Conserving Biological Diversity in the Atlantic Coastal Forest of Northeastern Brazil. The Atlantic Coastal Forest includes several different forest types. Working with Garden scientists Dr. William Wayt Thomas and Dr. Wayne Law, David Cho and Jet Lem from the Bronx High School of Science are looking at plant species (in families Rubiaceae and Melastomataceae) which are thought to be restricted to a single forest type. Combining known locality parameters, relevant herbarium specimen information, and environmental conditions in the Atlantic Coastal Forest, Cho and Lem are creating geographic information systems which predict where-including other forest types-these species might occur.

New World distributions of four different species of Ficus (Moraceae).

Ficus Distribution Maps. Using information from georeferenced herbarium specimens, graduate student Josh Simpson and Garden scientist Dr. William Wayt Thomas are using the GIS Lab to create distribution maps for 128 species of Ficus which occur throughout the New World from Mexico to Brazil. These maps will be published with the late Dr. Cornelis Berg's monograph for the genus Ficus (Moraceae) in Flora Neotropica.


Georeferencing is a process by which descriptive localities such as "Puerto Rico. Guánica. Bosque Estadal de Guánica, Caña Gorda" can be aligned with an Earth coordinate system such as latitude and longitude, and made mappable.

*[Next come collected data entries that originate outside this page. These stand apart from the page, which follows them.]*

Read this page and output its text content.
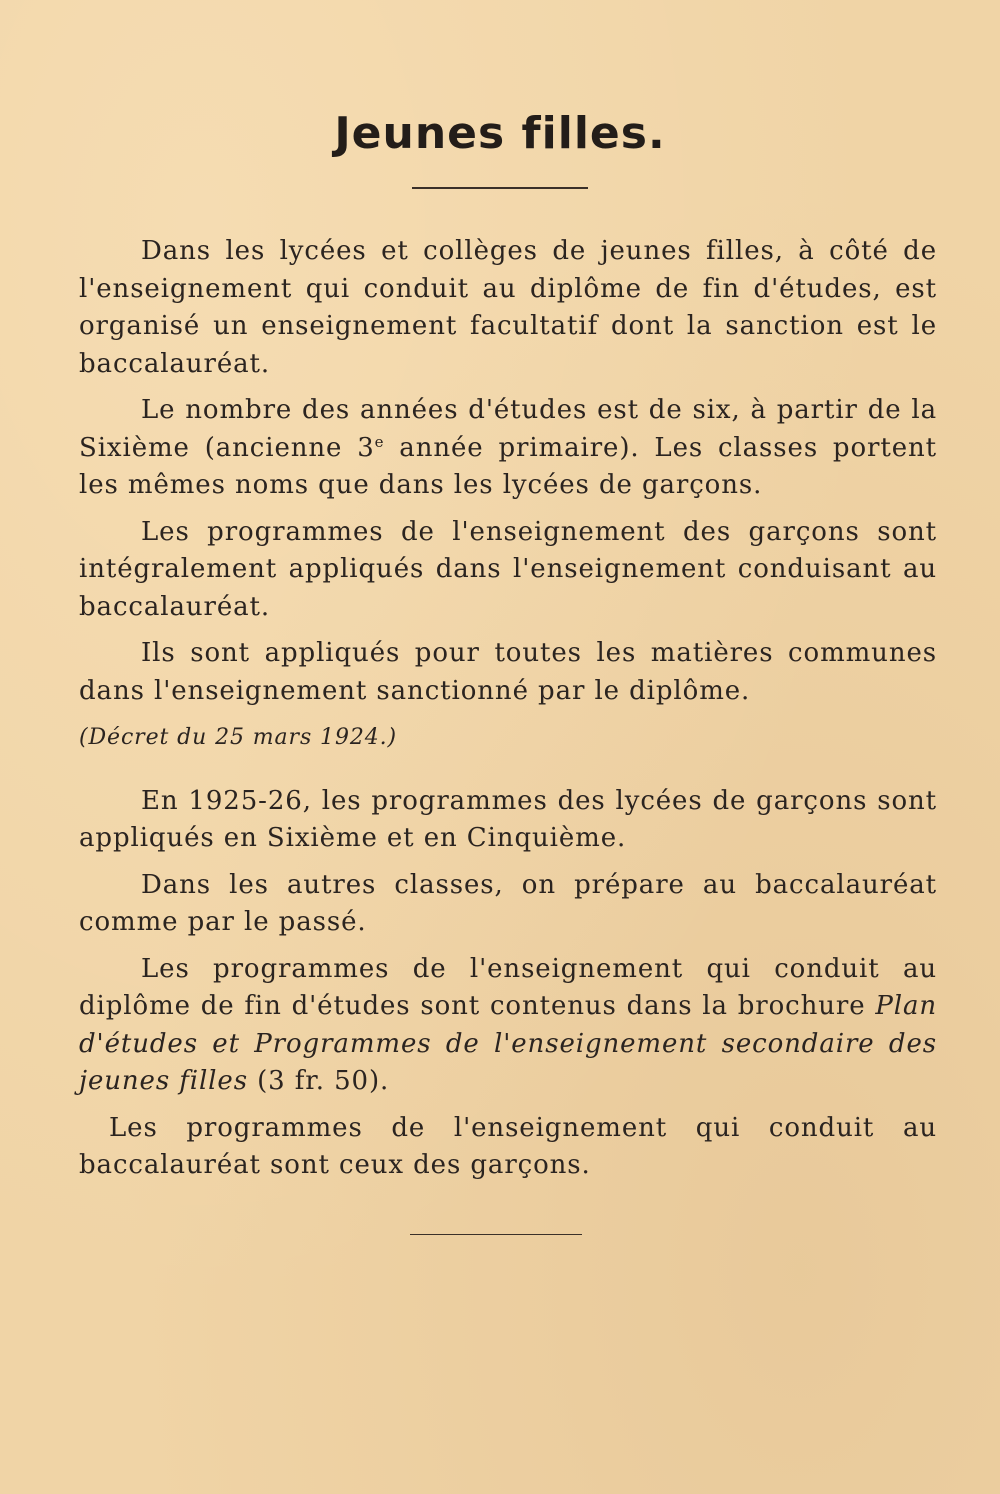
Jeunes filles.

Dans les lycées et collèges de jeunes filles, à côté de l'enseignement qui conduit au diplôme de fin d'études, est organisé un enseignement facultatif dont la sanction est le baccalauréat.

Le nombre des années d'études est de six, à partir de la Sixième (ancienne 3e année primaire). Les classes portent les mêmes noms que dans les lycées de garçons.

Les programmes de l'enseignement des garçons sont intégralement appliqués dans l'enseignement conduisant au baccalauréat.

Ils sont appliqués pour toutes les matières communes dans l'enseignement sanctionné par le diplôme.

(Décret du 25 mars 1924.)

En 1925-26, les programmes des lycées de garçons sont appliqués en Sixième et en Cinquième.

Dans les autres classes, on prépare au baccalauréat comme par le passé.

Les programmes de l'enseignement qui conduit au diplôme de fin d'études sont contenus dans la brochure Plan d'études et Programmes de l'enseignement secondaire des jeunes filles (3 fr. 50).

Les programmes de l'enseignement qui conduit au baccalauréat sont ceux des garçons.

Staff in the Garden's Steere Herbarium are engaged in georeferencing already deposited sets of specimens to add value to those specimens and make their associated information available for GIS and other analysis.

See Biogeomancer, Guide to Best Practices in Georeferencing

Selected Project

Some of the plant collecting sites of Ripley and Barneby during their long and productive careers.

Barneby Legume Catalogue: Mapping Barneby and Ripley Collection Localities. Rupert C. Barneby and colleague Dwight Ripley collected plants in the Western United States and Mexico in the later part of the 20th century. Many of their collections underpinned Barneby's extensive published works in two large genera of the legume family (Astragalus and Dalea), including many local and rarely collected species. Curatorial assistant Benito Santos Lorenzo and intern Ana Maria Ruiz are determining the latitude and longitude of these historic Barneby and Ripley collections. They are also mapping the specimen collection localities to add to the historic geographic information in the Barneby and Ripley field notebooks.

See also the Barneby Legume Catalogue


The GIS Laboratory is located in the Harding Laboratory Building. The GIS Lab houses six Pentium 4 workstations running ArcGIS 10.1 (including Spatial, 3D and Geostatistical Analyst extensions) and statistical analysis and image processing programs. The Lab also includes a SMART Technologies interactive whiteboard system for demonstrations and training, flatbed scanners, a large format color printer, color LaserJet printer and a collection of global and regional spatial data. A full-time GIS Laboratory Manager maintains the equipment and software and provides training and assistance to users.